In this regard it is also imperative that the rest of us make ourselves more aware of the specific issues international students are subjected to. These issues range from dramatically higher tuition fees (which are subject to change even during the course of their studies) to a lack of ability to undertake sufficient levels of paid employment to supplement their income during their studies (in saying this, I utterly reject the idea that it is appropriate that any student should have to be in a situation where they need to undertake employment alongside their full-time degree). A further issue, and perhaps a more concrete one that can be taken up to wider political influence, is the current set of regulations around attendance and visas. At present, international students who fall below a certain level of attendance risk breaching their visa and thus losing their right to remain in the UK and continue their studies. Though, of course, it is possible to excuse absences through doctor’s notes and other forms of medical documentation, this presents a huge issue for those international students suffering mental health issues or other scenarios which may feasibly prevent them from attending their classes. Therefore, I propose a concrete campaign, by students, to sever the link between class attendance and visa status for international students.

( Undergraduates at Aberystwyth University Ph: Alamy, via The Guardian )

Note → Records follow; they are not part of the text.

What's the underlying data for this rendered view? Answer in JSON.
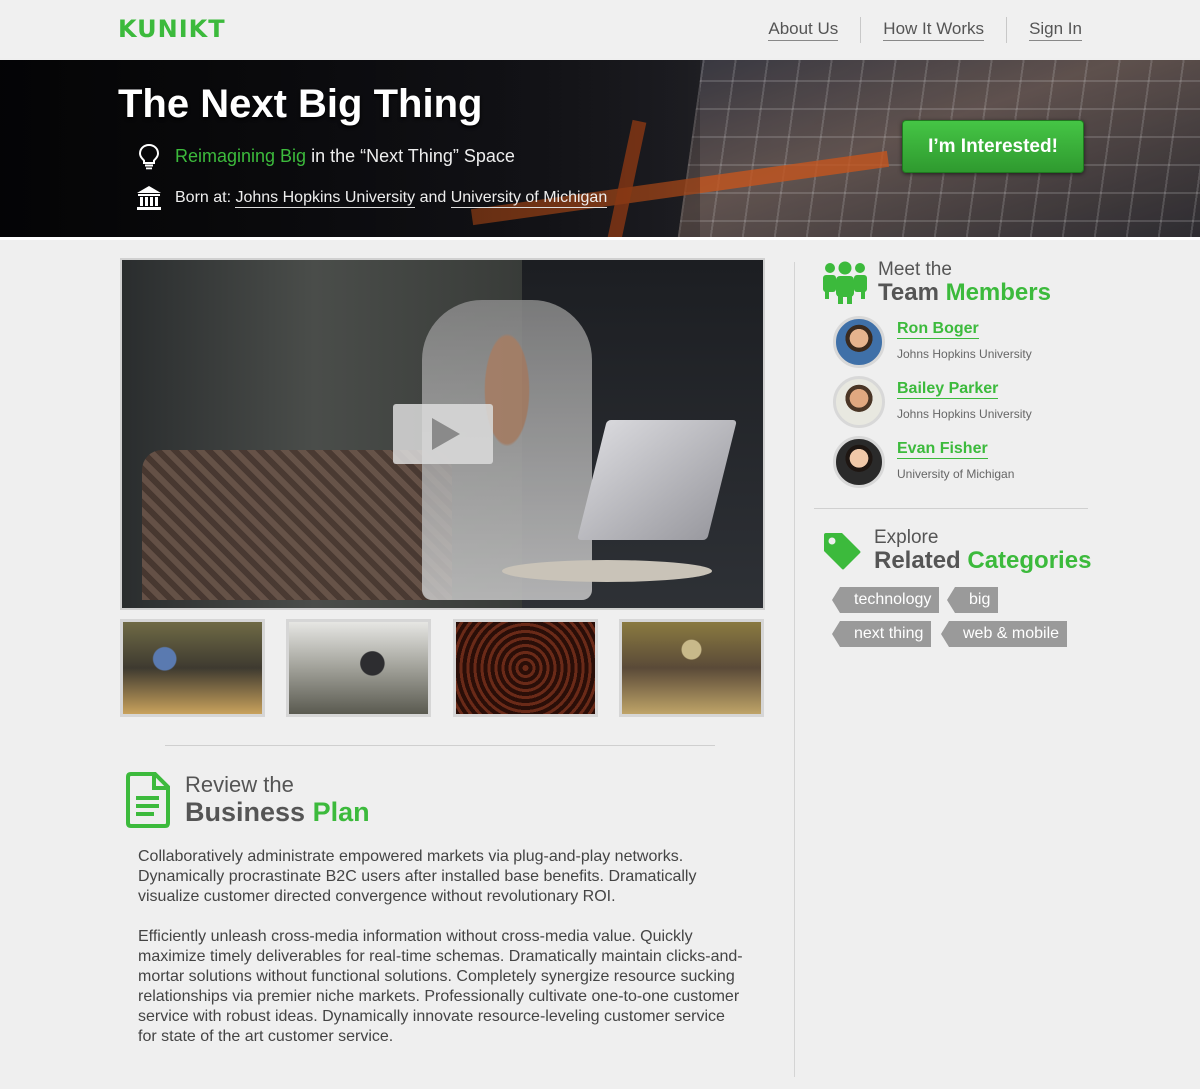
{
  "brand": {
    "logo": "KUNIKT"
  },
  "nav": {
    "about": "About Us",
    "how": "How It Works",
    "signin": "Sign In"
  },
  "hero": {
    "title": "The Next Big Thing",
    "tagline_highlight": "Reimagining Big",
    "tagline_rest": "in the “Next Thing” Space",
    "born_label": "Born at:",
    "school1": "Johns Hopkins University",
    "and": "and",
    "school2": "University of Michigan",
    "cta": "I’m Interested!"
  },
  "team": {
    "small": "Meet the",
    "big": "Team",
    "big_hl": "Members",
    "members": [
      {
        "name": "Ron Boger",
        "school": "Johns Hopkins University"
      },
      {
        "name": "Bailey Parker",
        "school": "Johns Hopkins University"
      },
      {
        "name": "Evan Fisher",
        "school": "University of Michigan"
      }
    ]
  },
  "categories": {
    "small": "Explore",
    "big": "Related",
    "big_hl": "Categories",
    "tags": [
      "technology",
      "big",
      "next thing",
      "web & mobile"
    ]
  },
  "plan": {
    "small": "Review the",
    "big": "Business",
    "big_hl": "Plan",
    "p1": "Collaboratively administrate empowered markets via plug-and-play networks. Dynamically procrastinate B2C users after installed base benefits. Dramatically visualize customer directed convergence without revolutionary ROI.",
    "p2": "Efficiently unleash cross-media information without cross-media value. Quickly maximize timely deliverables for real-time schemas. Dramatically maintain clicks-and-mortar solutions without functional solutions. Completely synergize resource sucking relationships via premier niche markets. Professionally cultivate one-to-one customer service with robust ideas. Dynamically innovate resource-leveling customer service for state of the art customer service."
  },
  "colors": {
    "accent": "#3cba3c",
    "tag": "#9a9a9a"
  },
  "icons": [
    "lightbulb-icon",
    "university-icon",
    "team-icon",
    "tag-icon",
    "document-icon",
    "play-icon"
  ]
}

By taking up core issues relating to the debate on international students, students can give themselves a platform and begin to present alternatives to the narrow, one-sided, nationalist discourses currently circulating on immigration in general. This can work to help both international students in feeling wanted and accepted within our campuses and migrants more generally.  It will provide a platform, apt to attract media attention, that puts forward a positive case for immigration.

Now, of course, I am not saying that the linkage between visa status and class attendance is the number one issues international students face. Nor am I saying that class attendance is not something that we should expect from students. What I am saying, however, is that we should be helping international students, making them feel welcome, and taking into account the specific issues they have to face every day. I am also saying that the best way we can help international students, the best way that we can ensure that the public are aware of the specific issues they face as a result of current government policy and discourse, is to take up a central issue, one that will attract political attention, and to pursue it.

we should be helping international students, making them feel welcome, and taking into account the specific issues they have to face every day

Finally, I would just like to say, to all the international students starting at, or returning to UK universities this year: welcome home. Higher education is both the pursuit of truth and the production of knowledge. I know that you make our universities so much culturally, humanly richer, and I thank you for that.